Preheat oven to 180 c and grease a muffin tray with butter and dust with flour.Melt chocolate with butter in a bain marie*.Meanwhile beat eggs with sugar,mix flour.Pour the melted chocolate  into the egg mixture and fold gently.Bake only for 8-12 minutes!

*bain marie is cooking gently by placing the pan over a bowl of hot water

Wednesday, 10 October 2012

Ginger Garlic paste

A  must have for the Indian Cuisine . At my place it just disappears in no time. GG paste adds tons of flavor to any dish. So stock up!      

Ginger Garlic paste

makes 1/2 cup


 Handful garlic cloves peeled,
 a stick of ginger,
1 tsp salt,
1 tsp oil,
2 tsp water


 Blend garlic ginger with oil and salt in a food processor! Add a little water to make it into a fine paste.                     

Monday, 8 October 2012

Pomegranita (Pomegranate Granita)

Summer's  Delight 
It has been a pretty busy day,today! The sun's just blazing away.... A pomegranita after lunch would be perfect! So i put it into the freezer early when i am making breakfast so that i can take it out during lunch.


Mix pomegranate juice with the juice of lemon and cup sugar.

Pour into a preferably wide and shallow dish.
 Cover and place into the freezer, scrape using fork every 1 hour. 
Refreshing granita is ready to be devoured in 4 hours!

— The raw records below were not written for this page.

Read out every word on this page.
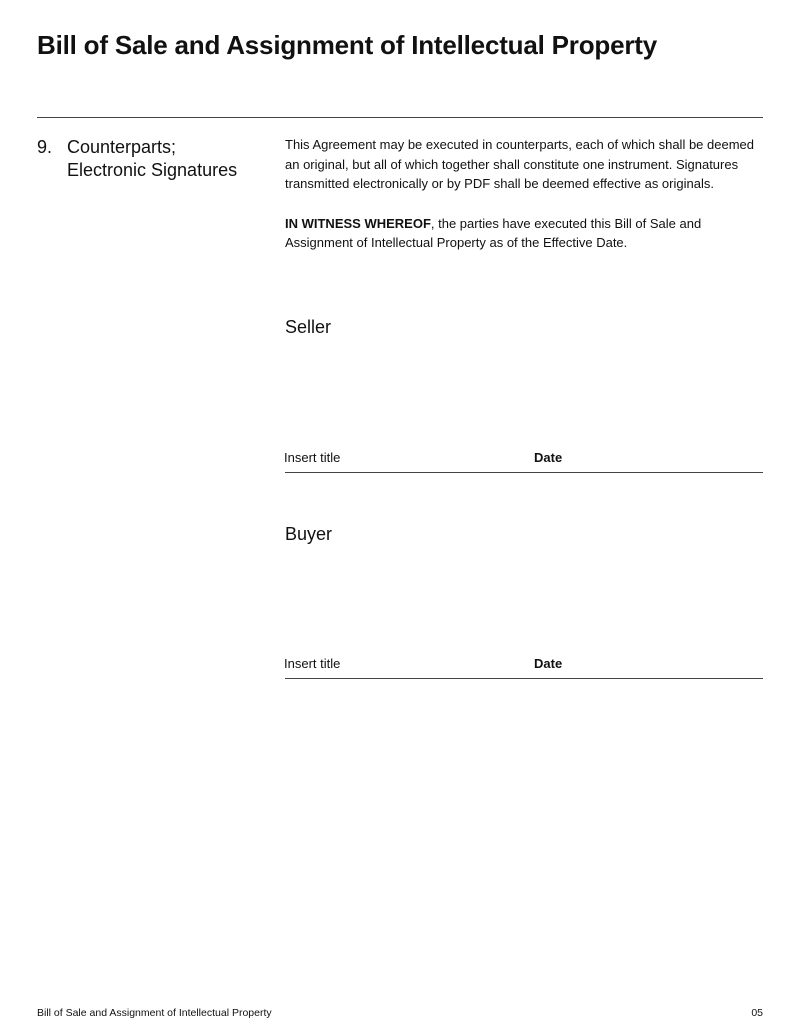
Bill of Sale and Assignment of Intellectual Property
9. Counterparts;
Electronic Signatures

This Agreement may be executed in counterparts, each of which shall be deemed an original, but all of which together shall constitute one instrument. Signatures transmitted electronically or by PDF shall be deemed effective as originals.

IN WITNESS WHEREOF, the parties have executed this Bill of Sale and Assignment of Intellectual Property as of the Effective Date.

Seller
Insert title	Date
Buyer
Insert title	Date
Bill of Sale and Assignment of Intellectual Property	05
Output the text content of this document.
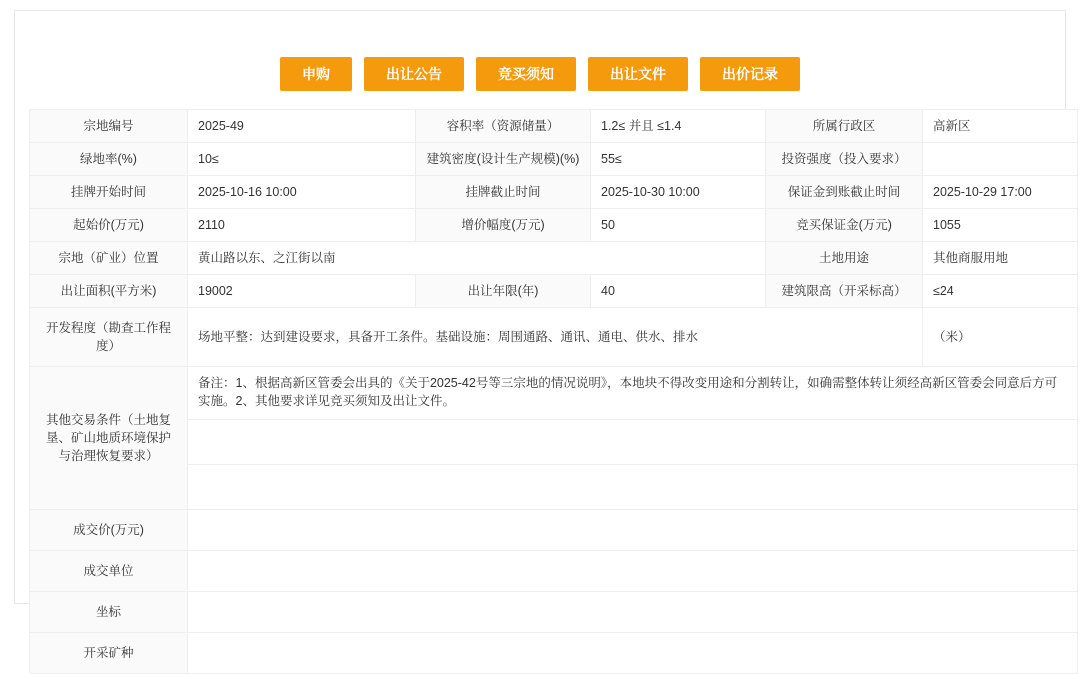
申购	出让公告	竞买须知	出让文件	出价记录
宗地编号	2025-49	容积率（资源储量）	1.2≤ 并且 ≤1.4	所属行政区	高新区
绿地率(%)	10≤	建筑密度(设计生产规模)(%)	55≤	投资强度（投入要求）	
挂牌开始时间	2025-10-16 10:00	挂牌截止时间	2025-10-30 10:00	保证金到账截止时间	2025-10-29 17:00
起始价(万元)	2110	增价幅度(万元)	50	竞买保证金(万元)	1055
宗地（矿业）位置	黄山路以东、之江街以南			土地用途	其他商服用地
出让面积(平方米)	19002	出让年限(年)	40	建筑限高（开采标高）	≤24
开发程度（勘查工作程度）	场地平整：达到建设要求，具备开工条件。基础设施：周围通路、通讯、通电、供水、排水				（米）
其他交易条件（土地复垦、矿山地质环境保护与治理恢复要求）	备注：1、根据高新区管委会出具的《关于2025-42号等三宗地的情况说明》，本地块不得改变用途和分割转让，如确需整体转让须经高新区管委会同意后方可实施。2、其他要求详见竞买须知及出让文件。				

成交价(万元)					
成交单位					
坐标					
开采矿种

      2 cups pomegranate juice
      1'2 cup lemon juice
      1/2 cup sugar
Tips   You can try the same recipe with other fruits such as mango & watermelon !

Sunday, 7 October 2012

Crispy Fried Anchovies with Sprouts(Karuvadu poriyal)


Anchovies                       5 to 6
Red Chili powder          1/4 tbsp
Oil                                  1tbsp
Curry leaves                 2 sprigs
Sprouts                         4tbsp


 Clean Anchovies  or dried fish thoroughly before coating in red chili powder

Pour little oil and stir fry them for 4 minutes on high ,add curry leaves and sprouts in the same oil.
 Enjoy with Sāmbhar rice or curd rice!